Das seitliche Laden eines eigenen Plugins besteht die Signaturprüfung, läuft aber nur als entferntes MCP über HTTP oder als OpenAPI-Integration; ein Build, der als Dienst auf demselben Server starten müsste, wird abgelehnt.
Signierte Updates
Ein Update führt dasselbe Signaturtor erneut aus wie bei der ersten Installation: Beim Wechsel zu einer neuen Version wird die Signatur erneut anhand des gleichen Vertrauensankers überprüft. Ein Update kann nicht umgehen Die Überprüfung — Sie können Vertrauen nicht durch ein Update steigern.
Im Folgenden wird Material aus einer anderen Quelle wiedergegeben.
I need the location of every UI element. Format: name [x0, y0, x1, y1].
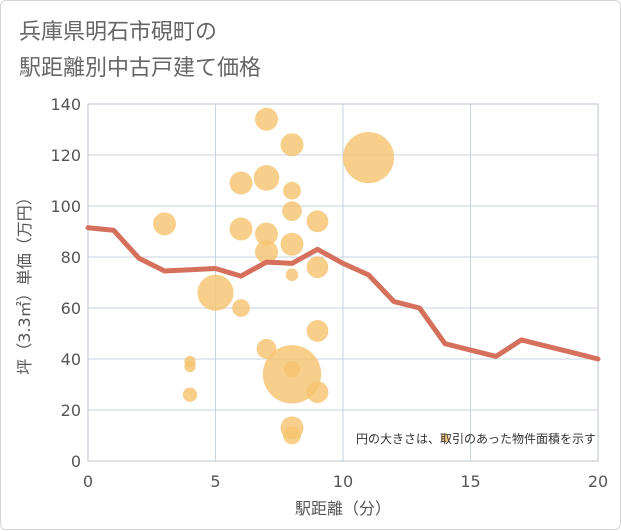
x-tick-label: 5: [210, 472, 220, 491]
bubble-layer: [153, 107, 450, 445]
y-tick-label: 20: [61, 401, 81, 420]
y-tick-label: 100: [50, 197, 81, 216]
bubble-point: [285, 268, 299, 282]
bubble-point: [306, 381, 329, 404]
chart-title: 兵庫県明石市硯町の 駅距離別中古戸建て価格: [19, 15, 261, 87]
average-price-line: [85, 225, 601, 362]
y-tick-labels: 0 20 40 60 80 100 120 140: [50, 95, 81, 471]
bubble-point: [253, 165, 280, 191]
y-axis-title: 坪（3.3㎡）単価（万円）: [15, 189, 34, 374]
x-tick-label: 15: [460, 472, 480, 491]
y-tick-label: 140: [50, 95, 81, 114]
bubble-point: [283, 361, 301, 378]
bubble-point: [283, 426, 301, 445]
x-tick-label: 10: [333, 472, 353, 491]
y-tick-label: 60: [61, 299, 81, 318]
y-tick-label: 0: [71, 452, 81, 471]
y-tick-label: 80: [61, 248, 81, 267]
y-tick-label: 40: [61, 350, 81, 369]
bubble-point: [306, 256, 329, 279]
bubble-point: [232, 299, 250, 317]
bubble-point: [256, 338, 277, 359]
bubble-point: [184, 360, 196, 373]
x-tick-labels: 0 5 10 15 20: [83, 472, 608, 491]
x-tick-label: 20: [588, 472, 608, 491]
bubble-point: [229, 171, 253, 195]
bubble-size-note: 円の大きさは、取引のあった物件面積を示す: [356, 431, 596, 446]
bubble-point: [255, 240, 278, 264]
bubble-point: [282, 201, 302, 222]
bubble-point: [440, 433, 450, 443]
y-tick-label: 120: [50, 146, 81, 165]
plot-border: [87, 103, 599, 462]
bubble-point: [255, 222, 278, 246]
bubble-point: [197, 274, 234, 311]
x-axis-title: 駅距離（分）: [295, 499, 391, 518]
bubble-point: [229, 217, 253, 241]
bubble-point: [280, 232, 304, 256]
bubble-point: [182, 387, 198, 402]
bubble-point: [255, 107, 278, 131]
bubble-point: [342, 131, 395, 184]
bubble-point: [306, 320, 329, 342]
bubble-point: [283, 181, 301, 200]
bubble-point: [306, 210, 329, 233]
chart-title-line1: 兵庫県明石市硯町の: [19, 20, 218, 45]
chart-title-line2: 駅距離別中古戸建て価格: [19, 56, 262, 81]
x-tick-label: 0: [83, 472, 93, 491]
bubble-point: [280, 133, 304, 157]
bubble-point: [153, 212, 176, 236]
Das offizielle Abzeichen und die Rangordnung
Im Web-UI-Katalog tragen Plugins von AiHummer ein Offiziell Abzeichen und Rang zuerst. Plugins von Drittanbietern werden ohne Abzeichen angezeigt und sortiert nach Download-Anzahl. Die offizielle Flagge leitet sich aus dem Eintrag ab origin (offiziell) — es kann nicht manuell im Manifest gesetzt werden.
Wohin als Nächstes
- Marktplatzübersicht & Stufen — was zum drei Plugin-Stufen sind.
- Plugin-SDK — der
manifest.jsondesseninstall[]Schritte, die dieser Lebenszyklus durchläuft. - Ein Plugin veröffentlichen — private Side-Load und Community-Veröffentlichung über das persönliche Cabinet.
- Zero-Code-Integrationen — OpenAPI/MCP-Tools hinzufügen ohne einen Dienst zu installieren.